Kamis, 15 Maret 2018

PELANGGARAN ETIKA TOKOH PUBLIK YANG TIDAK MENDIDIK MASYARAKAT



PELANGGARAN ETIKA TOKOH PUBLIK
YANG TIDAK MENDIDIK MASYARAKAT

Hari Karyono*)

Sudah bukan rahasia lagi, bahwa banyak contoh pelanggaran etika yang dilakukan oleh tokoh publik. Figur yang semestinya jadi panutan, justru melakukan hal-hal yang tidak etis. Pembahasan singkat ini bukannya ikut masuk dalam ranah “politis” atau keberpihakan pada kelompok tertentu. Tetapi hanya sekedar mengantarkan kepada bahasan singkat mengenai pelanggaran etika yang dilakukan olrh tokoh publik.
Tokoh publik sebagai figur yang sering muncul dalam berbagai event nasional dan diekspos di mass media. Semestinya memberikan teladan yang baik dan benar.

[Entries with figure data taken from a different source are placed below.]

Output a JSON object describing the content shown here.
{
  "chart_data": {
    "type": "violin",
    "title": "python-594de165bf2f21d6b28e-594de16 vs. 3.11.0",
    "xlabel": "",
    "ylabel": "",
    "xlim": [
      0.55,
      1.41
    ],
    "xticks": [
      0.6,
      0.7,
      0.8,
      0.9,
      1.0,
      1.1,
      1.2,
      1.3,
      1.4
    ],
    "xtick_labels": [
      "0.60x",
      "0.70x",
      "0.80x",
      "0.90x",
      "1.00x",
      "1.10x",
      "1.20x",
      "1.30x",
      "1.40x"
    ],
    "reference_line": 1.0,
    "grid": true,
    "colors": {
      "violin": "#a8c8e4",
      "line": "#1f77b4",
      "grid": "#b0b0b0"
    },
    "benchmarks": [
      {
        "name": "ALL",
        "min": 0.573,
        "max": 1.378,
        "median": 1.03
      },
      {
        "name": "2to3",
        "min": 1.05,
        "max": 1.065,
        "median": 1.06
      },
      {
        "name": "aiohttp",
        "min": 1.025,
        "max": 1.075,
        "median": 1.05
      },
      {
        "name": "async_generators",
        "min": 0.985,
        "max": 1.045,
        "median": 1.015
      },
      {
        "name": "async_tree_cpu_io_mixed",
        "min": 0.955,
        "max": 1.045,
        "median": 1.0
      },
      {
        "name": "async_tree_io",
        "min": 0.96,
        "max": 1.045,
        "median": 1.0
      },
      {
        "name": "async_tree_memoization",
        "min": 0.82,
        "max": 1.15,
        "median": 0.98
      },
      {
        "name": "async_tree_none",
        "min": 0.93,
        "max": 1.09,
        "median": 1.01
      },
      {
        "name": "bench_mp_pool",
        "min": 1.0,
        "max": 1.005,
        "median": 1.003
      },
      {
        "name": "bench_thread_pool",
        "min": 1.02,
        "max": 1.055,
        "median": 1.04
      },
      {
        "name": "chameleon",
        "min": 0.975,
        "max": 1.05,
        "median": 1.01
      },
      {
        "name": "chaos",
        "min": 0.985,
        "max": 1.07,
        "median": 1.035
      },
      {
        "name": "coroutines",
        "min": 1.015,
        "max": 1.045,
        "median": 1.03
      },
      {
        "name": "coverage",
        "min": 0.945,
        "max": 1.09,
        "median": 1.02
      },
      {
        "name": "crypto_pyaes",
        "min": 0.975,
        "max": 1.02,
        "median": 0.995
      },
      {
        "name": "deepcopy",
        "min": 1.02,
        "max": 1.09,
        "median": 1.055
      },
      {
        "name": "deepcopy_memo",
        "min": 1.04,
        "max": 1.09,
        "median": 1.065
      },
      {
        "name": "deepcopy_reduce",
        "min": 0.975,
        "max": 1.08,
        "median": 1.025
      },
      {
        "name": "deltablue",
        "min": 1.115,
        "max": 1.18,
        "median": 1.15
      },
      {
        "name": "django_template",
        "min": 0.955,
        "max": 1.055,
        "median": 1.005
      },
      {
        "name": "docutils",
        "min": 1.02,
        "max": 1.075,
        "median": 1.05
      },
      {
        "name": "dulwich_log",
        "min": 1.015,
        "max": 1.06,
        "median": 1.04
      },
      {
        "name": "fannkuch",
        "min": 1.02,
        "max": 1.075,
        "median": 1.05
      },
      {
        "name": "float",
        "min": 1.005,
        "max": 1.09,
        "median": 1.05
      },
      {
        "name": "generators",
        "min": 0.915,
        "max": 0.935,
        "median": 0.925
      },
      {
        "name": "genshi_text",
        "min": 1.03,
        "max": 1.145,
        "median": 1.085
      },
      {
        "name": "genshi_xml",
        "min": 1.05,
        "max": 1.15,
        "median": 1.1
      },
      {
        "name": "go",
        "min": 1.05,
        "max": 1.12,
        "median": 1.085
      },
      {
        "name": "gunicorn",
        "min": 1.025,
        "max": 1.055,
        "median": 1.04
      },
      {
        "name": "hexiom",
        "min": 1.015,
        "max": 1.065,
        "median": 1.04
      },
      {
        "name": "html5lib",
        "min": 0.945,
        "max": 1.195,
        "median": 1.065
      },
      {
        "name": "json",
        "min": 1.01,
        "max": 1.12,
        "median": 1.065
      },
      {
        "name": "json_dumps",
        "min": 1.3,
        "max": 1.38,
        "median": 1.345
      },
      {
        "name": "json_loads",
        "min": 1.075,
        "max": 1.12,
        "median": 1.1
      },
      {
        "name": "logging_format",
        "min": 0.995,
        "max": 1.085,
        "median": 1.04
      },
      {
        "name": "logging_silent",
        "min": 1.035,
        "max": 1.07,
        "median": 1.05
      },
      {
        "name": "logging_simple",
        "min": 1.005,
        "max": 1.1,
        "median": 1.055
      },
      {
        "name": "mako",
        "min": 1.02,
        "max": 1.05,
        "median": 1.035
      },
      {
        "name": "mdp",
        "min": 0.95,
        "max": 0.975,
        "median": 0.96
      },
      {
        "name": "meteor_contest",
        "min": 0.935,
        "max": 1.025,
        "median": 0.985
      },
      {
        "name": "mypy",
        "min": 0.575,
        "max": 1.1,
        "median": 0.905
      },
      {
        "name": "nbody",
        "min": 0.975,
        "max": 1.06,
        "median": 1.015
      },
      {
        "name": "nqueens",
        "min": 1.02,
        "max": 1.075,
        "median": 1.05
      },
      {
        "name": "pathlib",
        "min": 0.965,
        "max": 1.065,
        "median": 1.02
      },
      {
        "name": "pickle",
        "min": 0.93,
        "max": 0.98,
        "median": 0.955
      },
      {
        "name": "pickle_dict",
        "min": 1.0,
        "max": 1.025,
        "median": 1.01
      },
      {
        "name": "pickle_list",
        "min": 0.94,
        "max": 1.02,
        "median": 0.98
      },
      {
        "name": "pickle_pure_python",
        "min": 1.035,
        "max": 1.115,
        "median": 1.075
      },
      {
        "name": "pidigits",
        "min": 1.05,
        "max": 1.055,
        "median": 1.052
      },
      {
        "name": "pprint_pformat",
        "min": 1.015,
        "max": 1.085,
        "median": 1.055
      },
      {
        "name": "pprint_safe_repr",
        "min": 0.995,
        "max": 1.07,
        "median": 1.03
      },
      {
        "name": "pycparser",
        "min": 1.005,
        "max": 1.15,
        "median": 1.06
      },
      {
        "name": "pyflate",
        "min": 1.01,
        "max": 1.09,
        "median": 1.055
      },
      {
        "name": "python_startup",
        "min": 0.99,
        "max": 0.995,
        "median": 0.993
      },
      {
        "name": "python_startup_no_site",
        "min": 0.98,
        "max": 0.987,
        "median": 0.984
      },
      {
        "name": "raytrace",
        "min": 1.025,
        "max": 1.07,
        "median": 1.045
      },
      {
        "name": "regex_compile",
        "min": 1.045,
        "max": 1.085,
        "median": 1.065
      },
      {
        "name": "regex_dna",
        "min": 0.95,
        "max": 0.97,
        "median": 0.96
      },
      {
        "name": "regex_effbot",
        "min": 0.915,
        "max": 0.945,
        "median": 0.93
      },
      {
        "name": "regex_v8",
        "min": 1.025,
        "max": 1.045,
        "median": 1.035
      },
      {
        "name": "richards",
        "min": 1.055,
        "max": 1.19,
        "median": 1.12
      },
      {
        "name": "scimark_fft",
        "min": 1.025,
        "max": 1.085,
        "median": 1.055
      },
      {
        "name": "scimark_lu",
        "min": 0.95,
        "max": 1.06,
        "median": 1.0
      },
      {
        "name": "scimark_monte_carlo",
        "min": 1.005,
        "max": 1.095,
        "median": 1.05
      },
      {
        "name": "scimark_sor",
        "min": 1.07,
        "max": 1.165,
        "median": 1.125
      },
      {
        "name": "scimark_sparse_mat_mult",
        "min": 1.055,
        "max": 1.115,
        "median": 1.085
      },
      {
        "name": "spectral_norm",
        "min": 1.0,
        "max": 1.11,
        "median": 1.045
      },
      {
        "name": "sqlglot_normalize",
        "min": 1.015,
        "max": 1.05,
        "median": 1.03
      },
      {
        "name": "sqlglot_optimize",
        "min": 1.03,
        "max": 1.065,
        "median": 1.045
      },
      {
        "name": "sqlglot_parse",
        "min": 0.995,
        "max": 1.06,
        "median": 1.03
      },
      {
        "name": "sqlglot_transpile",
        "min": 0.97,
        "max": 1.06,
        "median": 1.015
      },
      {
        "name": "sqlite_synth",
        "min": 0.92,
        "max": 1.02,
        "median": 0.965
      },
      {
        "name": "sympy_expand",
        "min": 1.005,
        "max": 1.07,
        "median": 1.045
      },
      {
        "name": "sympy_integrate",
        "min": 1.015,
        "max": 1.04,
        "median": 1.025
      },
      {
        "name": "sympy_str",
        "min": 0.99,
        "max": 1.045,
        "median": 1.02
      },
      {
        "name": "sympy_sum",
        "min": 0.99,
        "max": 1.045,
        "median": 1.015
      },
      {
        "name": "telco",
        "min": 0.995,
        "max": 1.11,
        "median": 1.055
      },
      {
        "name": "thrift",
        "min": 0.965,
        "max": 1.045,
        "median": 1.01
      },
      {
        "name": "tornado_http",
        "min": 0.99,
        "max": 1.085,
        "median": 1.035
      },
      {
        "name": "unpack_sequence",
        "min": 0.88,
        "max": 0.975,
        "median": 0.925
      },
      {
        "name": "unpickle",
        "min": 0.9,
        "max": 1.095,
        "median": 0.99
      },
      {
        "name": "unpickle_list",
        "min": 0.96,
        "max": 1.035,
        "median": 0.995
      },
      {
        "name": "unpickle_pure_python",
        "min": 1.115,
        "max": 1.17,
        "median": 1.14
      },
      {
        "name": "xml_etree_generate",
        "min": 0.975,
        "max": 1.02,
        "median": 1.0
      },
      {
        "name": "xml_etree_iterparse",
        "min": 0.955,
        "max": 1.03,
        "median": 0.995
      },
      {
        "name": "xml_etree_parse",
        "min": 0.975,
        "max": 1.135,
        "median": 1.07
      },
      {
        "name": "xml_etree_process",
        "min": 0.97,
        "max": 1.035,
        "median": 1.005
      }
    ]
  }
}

Memang tidak semuanya melakukan pelanggaran etika. Tetapi tereksposnya tindakan mereka yang melanggar aturan yang seharusnya ditaati, menjadikan contoh yang kurang baik bagi masyarakat luas. Alih-alih memberikan keteladanan, tetapi justru memberikan contoh yang tidak mendidik.
Sebagai contoh Setya Novanto yang sudah menjadi terdakwa dan saat ini masih terus dalam masa persidangan. Sebagai Ketua DPR dan Ketua Partai Golkar (pada saat sebelum menjadi terdakwa) seharusnya melaksanakan amanah yang diamanatkan kepadanya. Tetapi, karena godaan memperoleh fee yang jelas-jelas melanggar aturan, maka yang bersangkutan dilengserkan dari Ketua DPR dan Ketua Partai Golkar.
Dari sudut pandang pelanggaran etika anggota DPR. Sebenarnya Setya Novanto sudah pernah dipanggil MDK (Mahkamah Kehormatan Dewan) untuk mengklarifikasi ada tidaknya pelanggaran. Tetapi proses hukum akhirnya menetapkan Setya Novanto menjadi tersangka dan mengikuti persidangan.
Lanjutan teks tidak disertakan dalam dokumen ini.